Secondly, there are ethical considerations involved. Clearly, discharging toxins at any level into a water resource is ethically and morally to be deplored. Hence, to continue knowingly discharging toxins when there are ways to reduce them, is unacceptable in that context. Commercial considerations such as short term profitability of the business should not be a significant factor in the decision about installing the new technology, and to base the decision on commercial issues would be wrong. In a purely commercial context there is a question of whether to take a short term hit on profits (by installing the technology) versus the longer term potential cost penalties (by not installing it), but that trade off decision should be secondary to the environmental issue of reducing or not reducing the pollution of the lake and the marine life living in it.

Recommendations

There is a clear moral requirement for the company to go ahead and to acquire and install the technology so that the pollution of the lake and its marine life is mitigated as soon as possible.
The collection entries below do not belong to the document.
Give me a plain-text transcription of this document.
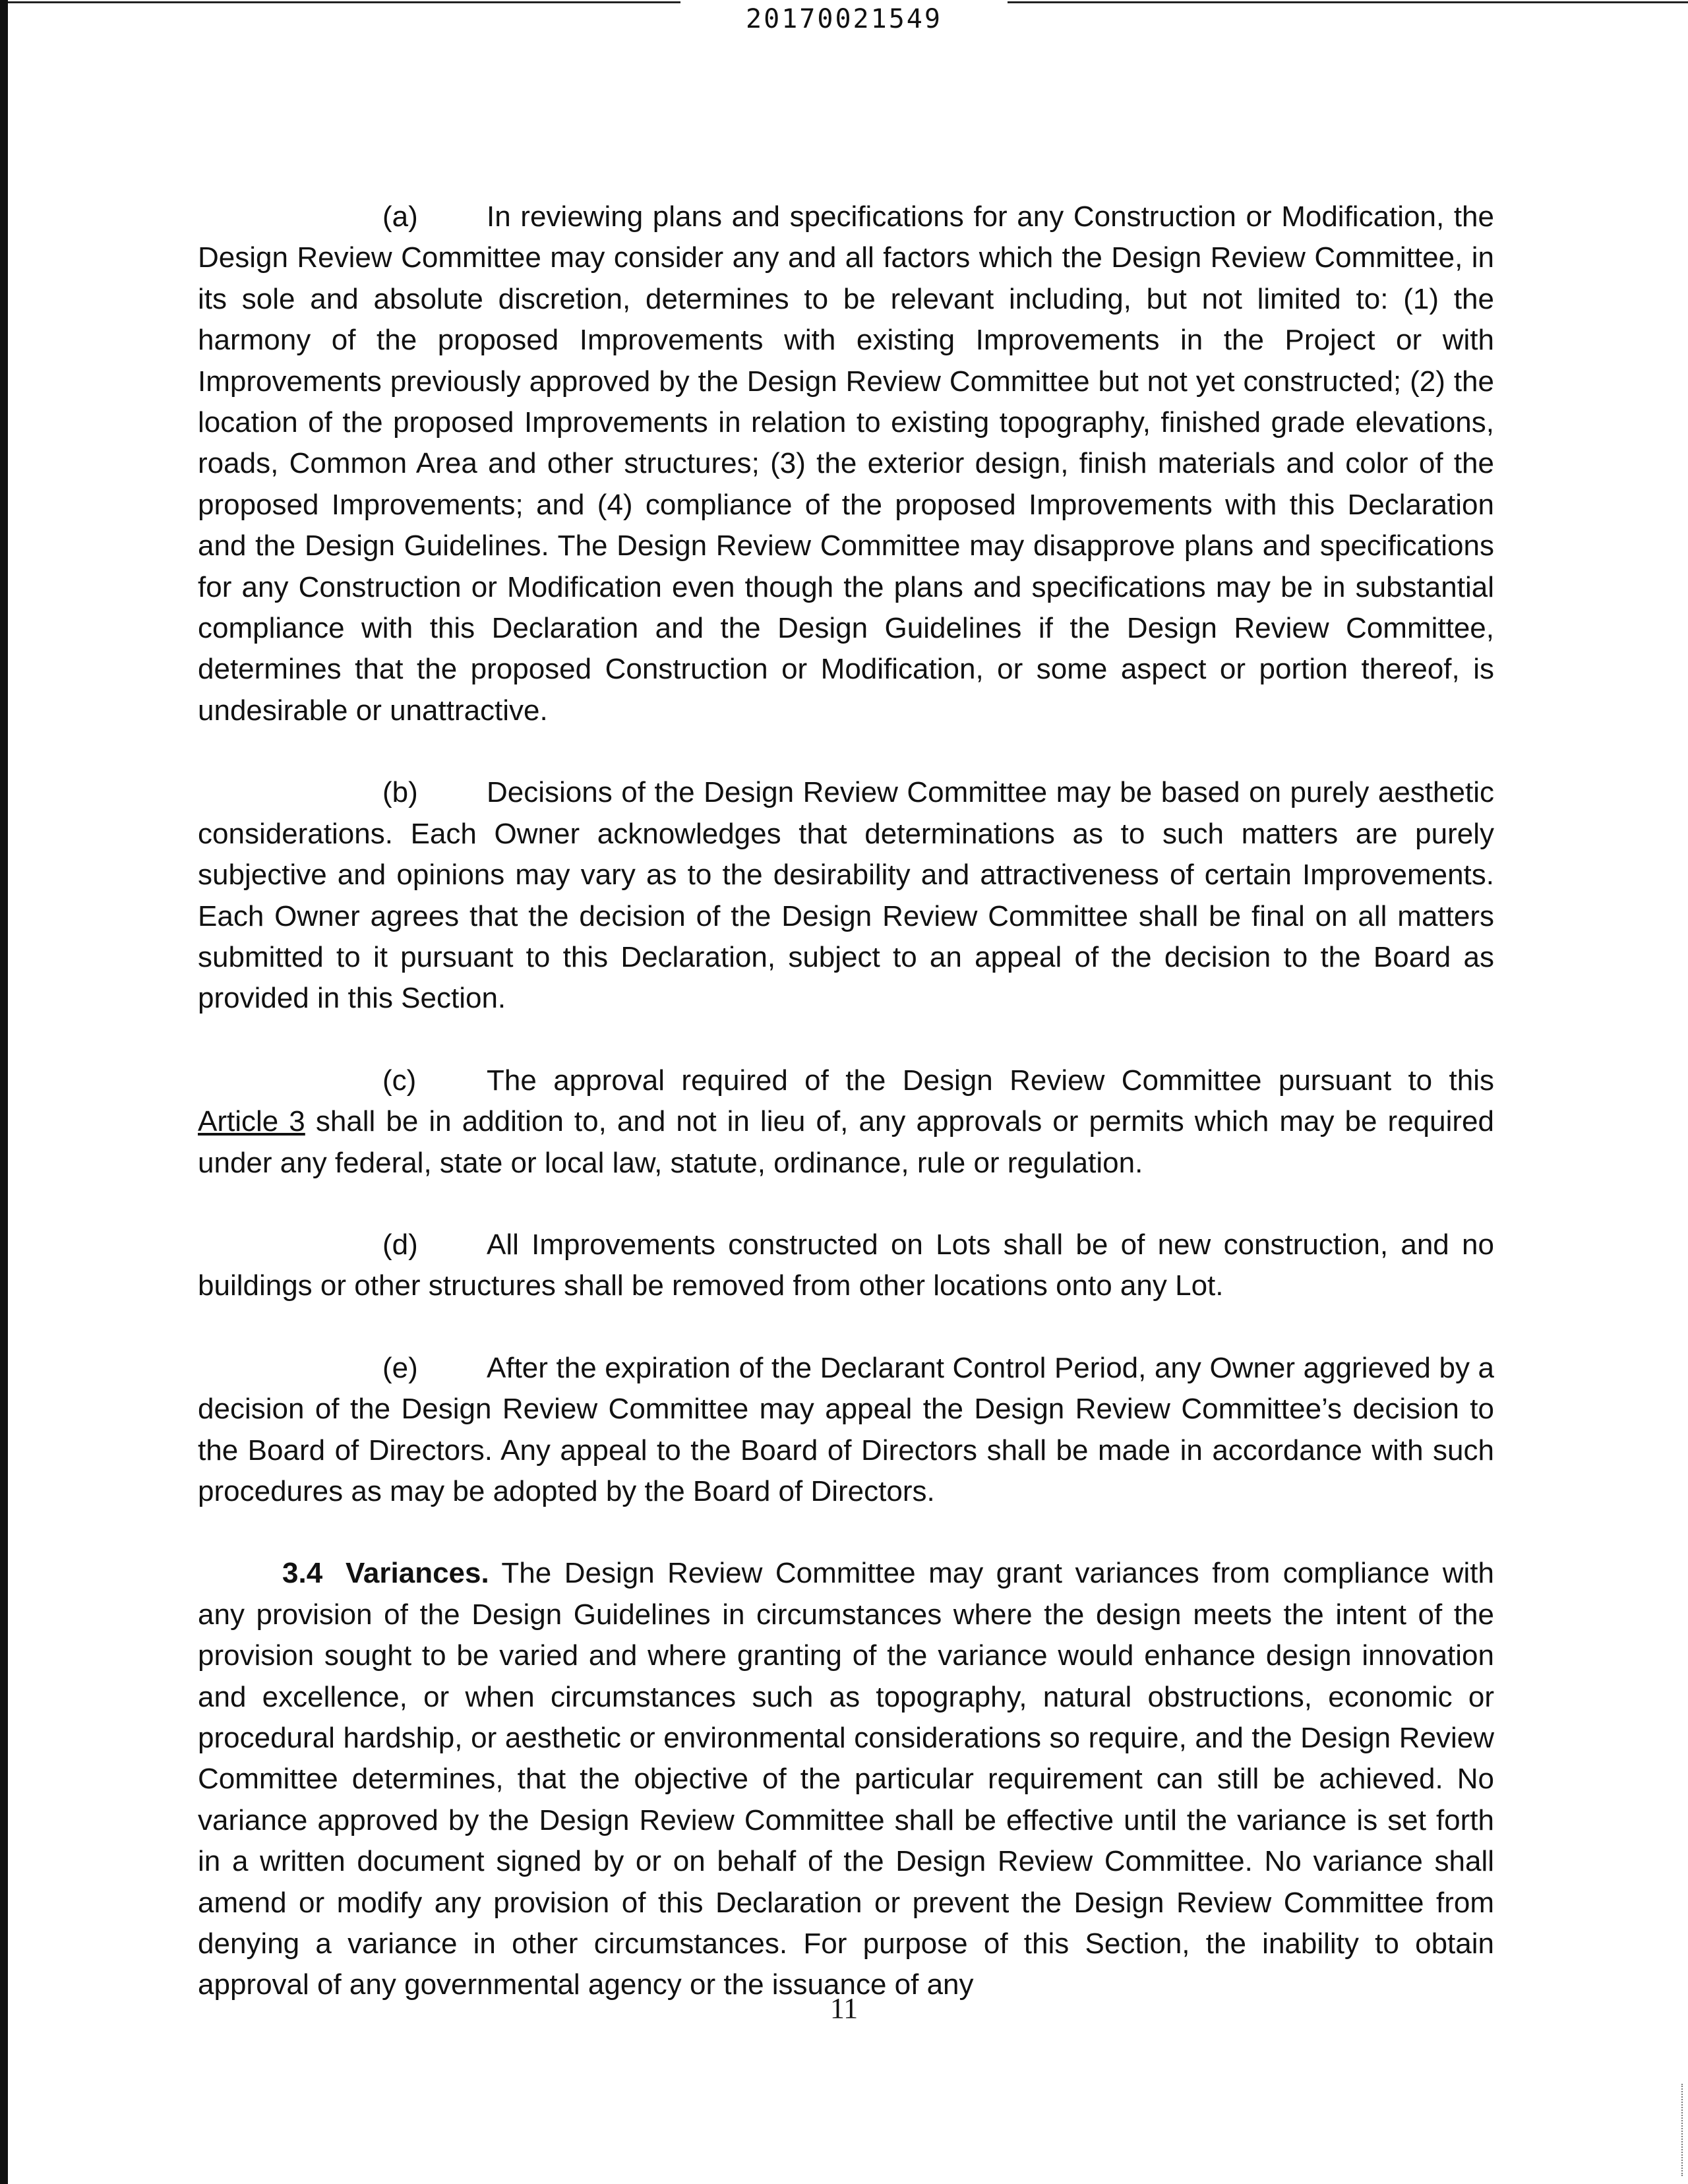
20170021549

(a) In reviewing plans and specifications for any Construction or Modification, the Design Review Committee may consider any and all factors which the Design Review Committee, in its sole and absolute discretion, determines to be relevant including, but not limited to: (1) the harmony of the proposed Improvements with existing Improvements in the Project or with Improvements previously approved by the Design Review Committee but not yet constructed; (2) the location of the proposed Improvements in relation to existing topography, finished grade elevations, roads, Common Area and other structures; (3) the exterior design, finish materials and color of the proposed Improvements; and (4) compliance of the proposed Improvements with this Declaration and the Design Guidelines. The Design Review Committee may disapprove plans and specifications for any Construction or Modification even though the plans and specifications may be in substantial compliance with this Declaration and the Design Guidelines if the Design Review Committee, determines that the proposed Construction or Modification, or some aspect or portion thereof, is undesirable or unattractive.

(b) Decisions of the Design Review Committee may be based on purely aesthetic considerations. Each Owner acknowledges that determinations as to such matters are purely subjective and opinions may vary as to the desirability and attractiveness of certain Improvements. Each Owner agrees that the decision of the Design Review Committee shall be final on all matters submitted to it pursuant to this Declaration, subject to an appeal of the decision to the Board as provided in this Section.

(c) The approval required of the Design Review Committee pursuant to this Article 3 shall be in addition to, and not in lieu of, any approvals or permits which may be required under any federal, state or local law, statute, ordinance, rule or regulation.

(d) All Improvements constructed on Lots shall be of new construction, and no buildings or other structures shall be removed from other locations onto any Lot.

(e) After the expiration of the Declarant Control Period, any Owner aggrieved by a decision of the Design Review Committee may appeal the Design Review Committee’s decision to the Board of Directors. Any appeal to the Board of Directors shall be made in accordance with such procedures as may be adopted by the Board of Directors.

3.4 Variances. The Design Review Committee may grant variances from compliance with any provision of the Design Guidelines in circumstances where the design meets the intent of the provision sought to be varied and where granting of the variance would enhance design innovation and excellence, or when circumstances such as topography, natural obstructions, economic or procedural hardship, or aesthetic or environmental considerations so require, and the Design Review Committee determines, that the objective of the particular requirement can still be achieved. No variance approved by the Design Review Committee shall be effective until the variance is set forth in a written document signed by or on behalf of the Design Review Committee. No variance shall amend or modify any provision of this Declaration or prevent the Design Review Committee from denying a variance in other circumstances. For purpose of this Section, the inability to obtain approval of any governmental agency or the issuance of any

11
Whilst potential loss of profitability is clearly of real concern to the business, there is no way that it should come ahead of the environmental aspect involved. Jonica Gunson should present the case to the company’s executives along those lines but backed up with solid financial data showing the long term environmental and cost impacts of not upgrading the technology to cut the pollution. Ideally, the financial data should illustrate that the long term costs (ongoing regular emission reporting) outweigh the one-off capital costs of the new technology.